Sie kennt jedes Tier mit Namen
Zwischen 1989 und 1995 zog sie mit den Kindern jeden Sommer auf eine heimische Alp. Als sie vor rund zehn Jahren angefragt wurde, ob sie wieder z Alp gehen würde, musste sie nicht zweimal überlegen. So verbringt sie seit 2009 jeden Sommer (von Juni bis Ende September) auf der Alp. Die letzten drei Jahre auf der Alp Räzünsch in Splügen.
Zirka 180 Stück Jung- und Galtvieh plus rund 200 Schafe von verschiedenen Landwirtinnen und Landwirten stehen in ihrer und Hirtenhund Kiras Obhut. Plus noch zehn Yaks, die aber von ihrem Besitzer mitbetreut werden. Meist kennt Margrit Stoffel bereits nach zwei Wochen jedes einzelne Tier – die Schafe ausgenommen – mit Namen. «Mir bleibt ja genug Zeit, mich mit den Tieren zu beschäftigen», meint sie bescheiden. Schwer zu glauben, zumal die Schafe ein riesiges Gebiet beweiden, dass die sportliche Berglerin zusammen mit Kira mindestens zweimal wöchentlich abläuft.

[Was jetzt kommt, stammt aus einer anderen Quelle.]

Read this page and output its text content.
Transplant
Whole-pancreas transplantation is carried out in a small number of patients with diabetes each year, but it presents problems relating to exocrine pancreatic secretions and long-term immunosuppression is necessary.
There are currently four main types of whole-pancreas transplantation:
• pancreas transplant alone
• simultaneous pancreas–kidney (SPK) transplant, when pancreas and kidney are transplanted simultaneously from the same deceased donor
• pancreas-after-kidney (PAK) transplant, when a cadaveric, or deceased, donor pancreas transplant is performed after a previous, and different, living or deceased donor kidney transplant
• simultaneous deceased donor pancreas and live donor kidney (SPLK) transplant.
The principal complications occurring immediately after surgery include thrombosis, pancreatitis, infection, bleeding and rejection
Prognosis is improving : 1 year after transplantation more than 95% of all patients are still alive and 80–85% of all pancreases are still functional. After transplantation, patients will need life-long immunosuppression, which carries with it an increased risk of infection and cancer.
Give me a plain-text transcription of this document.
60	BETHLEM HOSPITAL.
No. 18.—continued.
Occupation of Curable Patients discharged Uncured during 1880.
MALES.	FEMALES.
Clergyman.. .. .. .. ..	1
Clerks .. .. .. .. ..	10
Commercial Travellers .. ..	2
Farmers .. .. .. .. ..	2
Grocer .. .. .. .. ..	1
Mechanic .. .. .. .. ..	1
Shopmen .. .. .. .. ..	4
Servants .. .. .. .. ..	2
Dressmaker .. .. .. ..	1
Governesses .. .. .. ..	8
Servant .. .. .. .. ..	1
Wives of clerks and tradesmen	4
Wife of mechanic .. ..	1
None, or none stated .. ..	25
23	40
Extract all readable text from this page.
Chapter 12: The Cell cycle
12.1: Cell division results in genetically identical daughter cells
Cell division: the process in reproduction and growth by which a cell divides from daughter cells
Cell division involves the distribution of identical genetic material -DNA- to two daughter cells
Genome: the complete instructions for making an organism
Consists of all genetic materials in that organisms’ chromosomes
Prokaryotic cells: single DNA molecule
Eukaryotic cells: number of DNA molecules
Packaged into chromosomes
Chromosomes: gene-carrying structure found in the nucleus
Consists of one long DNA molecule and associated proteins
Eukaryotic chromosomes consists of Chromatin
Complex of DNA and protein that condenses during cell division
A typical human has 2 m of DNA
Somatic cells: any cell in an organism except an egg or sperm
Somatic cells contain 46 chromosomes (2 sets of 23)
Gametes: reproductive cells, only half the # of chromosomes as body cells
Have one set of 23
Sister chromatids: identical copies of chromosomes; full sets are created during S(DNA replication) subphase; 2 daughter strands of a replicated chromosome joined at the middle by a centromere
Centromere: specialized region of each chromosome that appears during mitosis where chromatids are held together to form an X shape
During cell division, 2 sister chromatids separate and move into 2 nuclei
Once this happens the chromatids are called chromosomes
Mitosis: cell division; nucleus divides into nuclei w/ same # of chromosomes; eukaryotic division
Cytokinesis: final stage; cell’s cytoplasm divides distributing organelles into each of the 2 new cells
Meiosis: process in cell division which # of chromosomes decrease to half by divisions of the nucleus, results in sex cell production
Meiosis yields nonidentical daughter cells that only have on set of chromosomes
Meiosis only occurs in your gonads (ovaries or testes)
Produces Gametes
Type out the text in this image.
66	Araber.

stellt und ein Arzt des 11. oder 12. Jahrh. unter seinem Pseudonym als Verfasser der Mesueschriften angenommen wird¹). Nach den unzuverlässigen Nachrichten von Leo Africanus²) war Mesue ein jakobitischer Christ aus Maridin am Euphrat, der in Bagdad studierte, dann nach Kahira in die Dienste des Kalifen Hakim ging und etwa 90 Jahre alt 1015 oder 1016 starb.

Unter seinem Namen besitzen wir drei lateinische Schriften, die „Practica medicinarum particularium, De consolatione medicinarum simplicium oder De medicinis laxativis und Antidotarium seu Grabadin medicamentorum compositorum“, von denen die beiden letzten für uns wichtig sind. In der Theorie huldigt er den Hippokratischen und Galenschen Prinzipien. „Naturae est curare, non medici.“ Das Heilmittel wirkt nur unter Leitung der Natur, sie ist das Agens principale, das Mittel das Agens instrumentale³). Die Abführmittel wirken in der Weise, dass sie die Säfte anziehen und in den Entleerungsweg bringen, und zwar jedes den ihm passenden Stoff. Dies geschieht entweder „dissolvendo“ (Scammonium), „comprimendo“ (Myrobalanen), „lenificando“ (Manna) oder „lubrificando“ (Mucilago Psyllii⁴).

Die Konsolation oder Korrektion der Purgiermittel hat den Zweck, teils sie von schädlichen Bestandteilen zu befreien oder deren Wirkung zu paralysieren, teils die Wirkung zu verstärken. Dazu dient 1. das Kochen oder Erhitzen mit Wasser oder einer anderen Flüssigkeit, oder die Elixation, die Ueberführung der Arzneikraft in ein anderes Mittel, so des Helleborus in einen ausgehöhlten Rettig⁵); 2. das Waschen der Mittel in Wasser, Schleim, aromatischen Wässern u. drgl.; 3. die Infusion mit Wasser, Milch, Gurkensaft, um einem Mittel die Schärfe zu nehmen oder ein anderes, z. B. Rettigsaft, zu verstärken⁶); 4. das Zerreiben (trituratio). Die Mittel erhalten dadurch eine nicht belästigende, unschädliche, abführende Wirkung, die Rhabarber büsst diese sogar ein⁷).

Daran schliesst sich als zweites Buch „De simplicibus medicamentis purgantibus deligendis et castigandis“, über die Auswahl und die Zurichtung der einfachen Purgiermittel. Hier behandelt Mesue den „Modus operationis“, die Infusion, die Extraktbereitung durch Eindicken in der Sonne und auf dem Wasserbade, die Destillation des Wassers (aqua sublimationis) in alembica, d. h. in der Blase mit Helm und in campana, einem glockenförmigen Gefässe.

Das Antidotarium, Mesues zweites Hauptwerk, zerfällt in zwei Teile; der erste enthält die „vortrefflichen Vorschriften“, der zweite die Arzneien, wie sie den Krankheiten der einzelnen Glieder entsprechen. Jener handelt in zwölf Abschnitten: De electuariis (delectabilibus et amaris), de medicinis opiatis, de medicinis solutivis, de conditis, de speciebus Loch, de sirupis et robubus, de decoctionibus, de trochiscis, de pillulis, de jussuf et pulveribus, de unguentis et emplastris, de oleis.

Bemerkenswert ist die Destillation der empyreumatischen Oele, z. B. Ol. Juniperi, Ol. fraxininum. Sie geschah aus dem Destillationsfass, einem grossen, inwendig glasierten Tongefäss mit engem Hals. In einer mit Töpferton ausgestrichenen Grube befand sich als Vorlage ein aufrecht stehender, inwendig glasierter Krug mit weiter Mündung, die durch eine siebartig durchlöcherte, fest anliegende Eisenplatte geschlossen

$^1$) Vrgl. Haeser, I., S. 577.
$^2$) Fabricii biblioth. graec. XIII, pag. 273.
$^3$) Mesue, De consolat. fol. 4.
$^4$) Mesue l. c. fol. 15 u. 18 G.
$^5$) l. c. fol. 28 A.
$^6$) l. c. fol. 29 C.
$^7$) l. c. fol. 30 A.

«Als Naturmensch bin ich dankbar, dass ich zwei so unterschiedliche Tätigkeiten ausführen darf. Im Winter bin ich in Kontakt mit Menschen und im Sommer geniesse ich die Ruhe, das Alleinsein», sinniert die Valserin. Ihr Mann Peter besucht sie so oft als möglich auf der Alp und unterstützt sie gerne. «Er ist mein ruhender Pol. Wir sind vom Temperament her zwar grundverschieden, aber zusammen harmonieren wir prächtig.» Wer die beiden zusammen erlebt, glaubt ihr aufs Wort.
Wie eine Wundertüte
2008 hat Margrit Stoffel mit der Landwirtschaft aufgehört. Heute besitzt die Valserin noch drei Esel. Diese bezeichnet sie als Hobby und vergisst dabei fast zu erwähnen, dass sie auch noch Schwyzerörgeli und Alphorn spielt, ihre Enkelkinder betreut, bei den Trychlern mitmacht und – wie bereits erwähnt – auf allen möglichen Gipfeln anzutreffen ist. Sie strahlt eine Energie und Lebensfreude aus, die nur schwer in Worte zu fassen ist. Wer sie einmal gesehen und erlebt hat – sei es im Schneegestöber auf der Piste in Brigels-Waltensburg oder auf der Alp Räzünsch – wird sie mit Bestimmtheit nie mehr vergessen. Auch die Autorin nicht, dank der hübsch geschnitzten Holzkuh, die Margrit Stoffel ihr als kleines Andenken in die Hand gedrückt hat. Diese Frau ist und bleibt eine Wundertüte.